There’s volunteering — the classic semi-retiree move that buys you grace, purpose, and a totally legitimate reason to defer the bigger decisions until your wife retires and the two of you can figure it out together. I’m not above this plan. I’m almost in favor of it.

What I’m not doing: more crypto. More forex. More anything that requires me to hand my optimism over to an algorithm and hope for the best. I made it to semi-retirement with most of my wits intact, and I’d like to keep that streak going.

What I am doing — and this one feels right — is leaning harder into the semi-autobiographical writing I’ve been circling for a while. There’s something in there worth saying. There are stories I’ve been carrying around waiting for someone to sit down and actually write them, and lately that someone keeps making eye contact with me in the mirror.

The Part That’s Easy

Here’s what I already know, even before I figure out the rest:

I want to be the grandpa who’s down on the floor. The one who pretends to sleep and gets “rudely” awakened by a curious toddler who thinks this is the funniest game ever invented. The one who’s genuinely present — not physically in the house but mentally somewhere else drafting a passive income strategy.

I missed parts of my kids’ childhoods that I can’t go back and retrieve. That’s just honest. But I get a second pass at this — not to rewrite anything, but to actually feel what I apparently drove past too fast the first time around.

If every project I consider from here on out has to fit around that commitment — being available to my kids, being present for my grandkids, staying on the floor — then that’s not a constraint. That’s the whole architecture.

If I never find anything more valuable than that, I’ll consider it a life well-lived. Ellie didn’t know she was giving me an eight-month tutorial in how to be that grandpa. But she was. The “semi” might be fading. The purpose is getting clearer.

All Dressed Up and Nowhere to Vote

I had a freshly minted Oklahoma driver’s license and a new voter ID card sitting in my wallet, and they were starting to feel impatient.

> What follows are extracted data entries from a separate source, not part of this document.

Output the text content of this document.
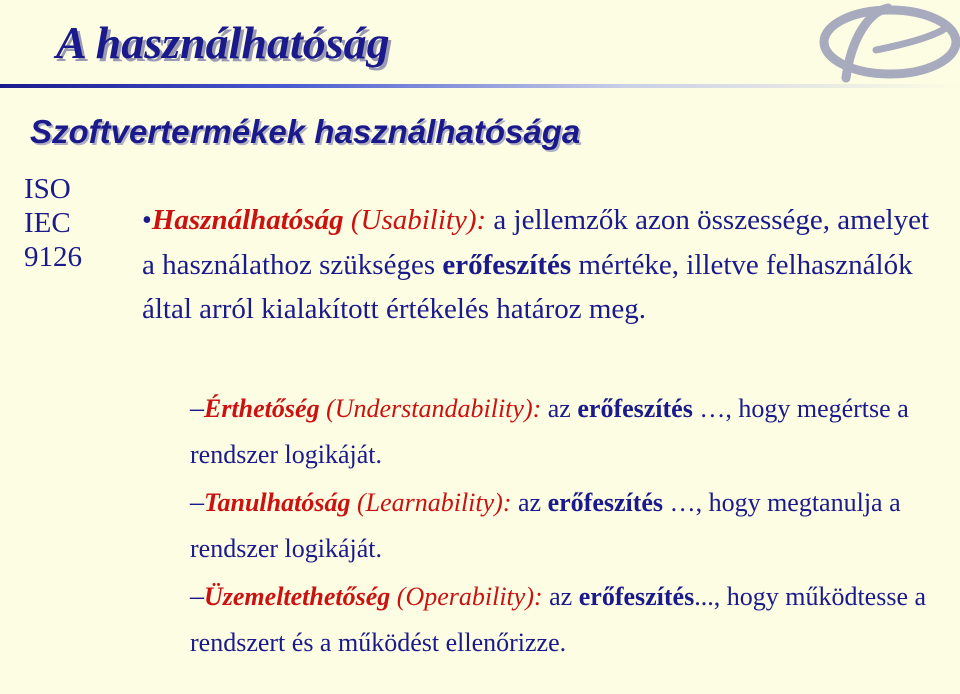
A használhatóság
Szoftvertermékek használhatósága
ISO
IEC
9126
•Használhatóság (Usability): a jellemzők azon összessége, amelyet a használathoz szükséges erőfeszítés mértéke, illetve felhasználók által arról kialakított értékelés határoz meg.
–Érthetőség (Understandability): az erőfeszítés …, hogy megértse a rendszer logikáját.
–Tanulhatóság (Learnability): az erőfeszítés …, hogy megtanulja a rendszer logikáját.
–Üzemeltethetőség (Operability): az erőfeszítés..., hogy működtesse a rendszert és a működést ellenőrizze.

I wasn’t about to run a stop sign just to manufacture a reason to flash them at law enforcement. An election seemed like the safer route for everyone involved.

Springtime in Oklahoma usually means there’s a primary or some hyper-local issue pulling citizens to the polls. Moore was holding one — a single item on the ballot: permission to raise the sales tax a full percentage point. Effectively, a quarter more every time someone off I-35 feeds their family at the Chick-fil-A. The city thought they made a compelling case. A tax is a tax, and I rarely play along with these schemes.

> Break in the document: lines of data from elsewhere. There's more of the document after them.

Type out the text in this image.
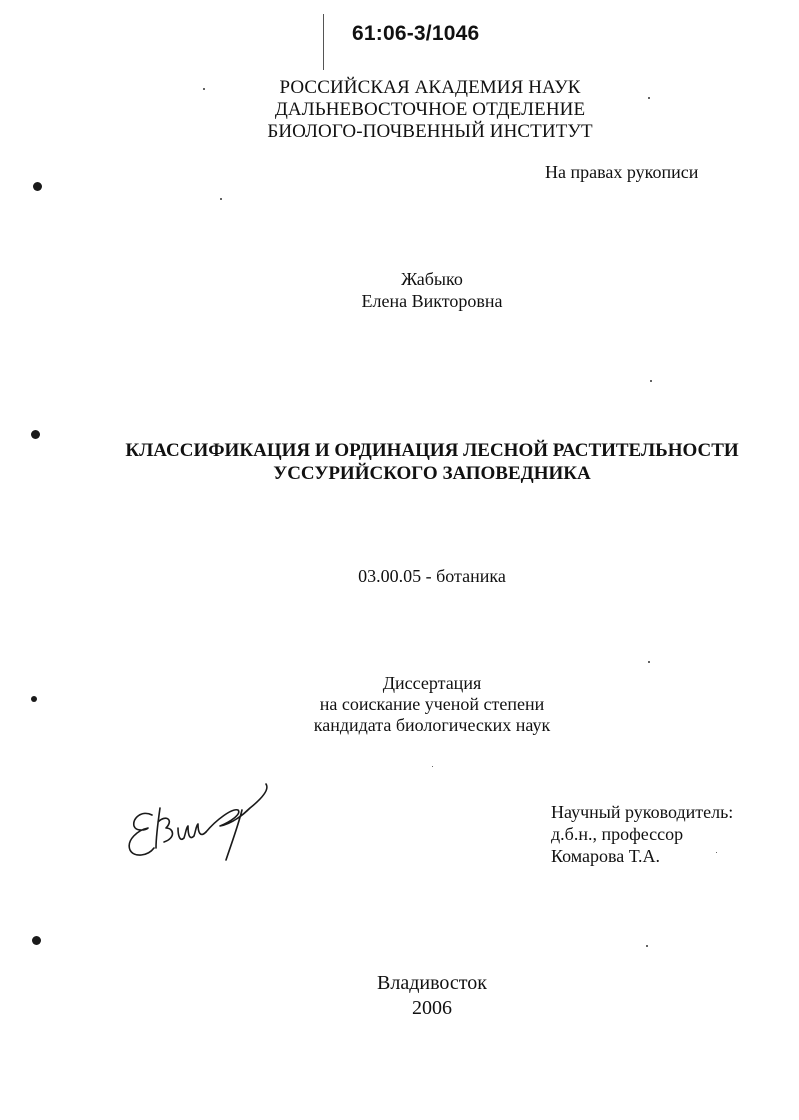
61:06-3/1046
РОССИЙСКАЯ АКАДЕМИЯ НАУК
ДАЛЬНЕВОСТОЧНОЕ ОТДЕЛЕНИЕ
БИОЛОГО-ПОЧВЕННЫЙ ИНСТИТУТ
На правах рукописи
Жабыко
Елена Викторовна
КЛАССИФИКАЦИЯ И ОРДИНАЦИЯ ЛЕСНОЙ РАСТИТЕЛЬНОСТИ
УССУРИЙСКОГО ЗАПОВЕДНИКА
03.00.05 - ботаника
Диссертация
на соискание ученой степени
кандидата биологических наук
Научный руководитель:
д.б.н., профессор
Комарова Т.А.
Владивосток
2006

My polling place turned out to be a church connected to the walking track I use most mornings. Despite my brave outward appearance, I am a fragile creature held together by avoidance and minimum human exposure — which is why I walk the track instead of the neighborhoods, where barking dogs and leaf blowers would require constant earbud adjustments, and I’d arrive home worse than I left. But this felt elegant: leave the path mid-walk, vote, return home on foot. Zero carbon emissions. Maximum civic righteousness. Superior plan.

The church was a ghost town.

The only sign of life was a janitor with LED spelunking gear strapped to his forehead. Because Oklahomans are terminally friendly, he didn’t just tell me the poll workers hadn’t shown up — he shared his entire political manifesto. Didn’t see any signs when he came in, which told him everything. Votes absentee. Not a fan of tax increases. Voted against it himself. Since this was a City of Moore issue, he suggested I contact them directly.

Back home, I worked through the list of alternate polling locations. When clarity remained elusive, I called. The receptionist needed some convincing that an election was actually happening today. Once she accepted the premise, she reflected, “I did see a few extra people around.” A few questions later, I had my answer: my zip code says Moore, but my street address only piggybacks on it. I live in the county. Not a Moore resident.

My credentials never left my wallet.

New working theory: if I’m voting on anything state or national, the church on the walking track is my spot. If the ballot involves Moore taxing out-of-towners — well, the measure failed 56 to 44. They didn’t need me. The chicken sandwich survived.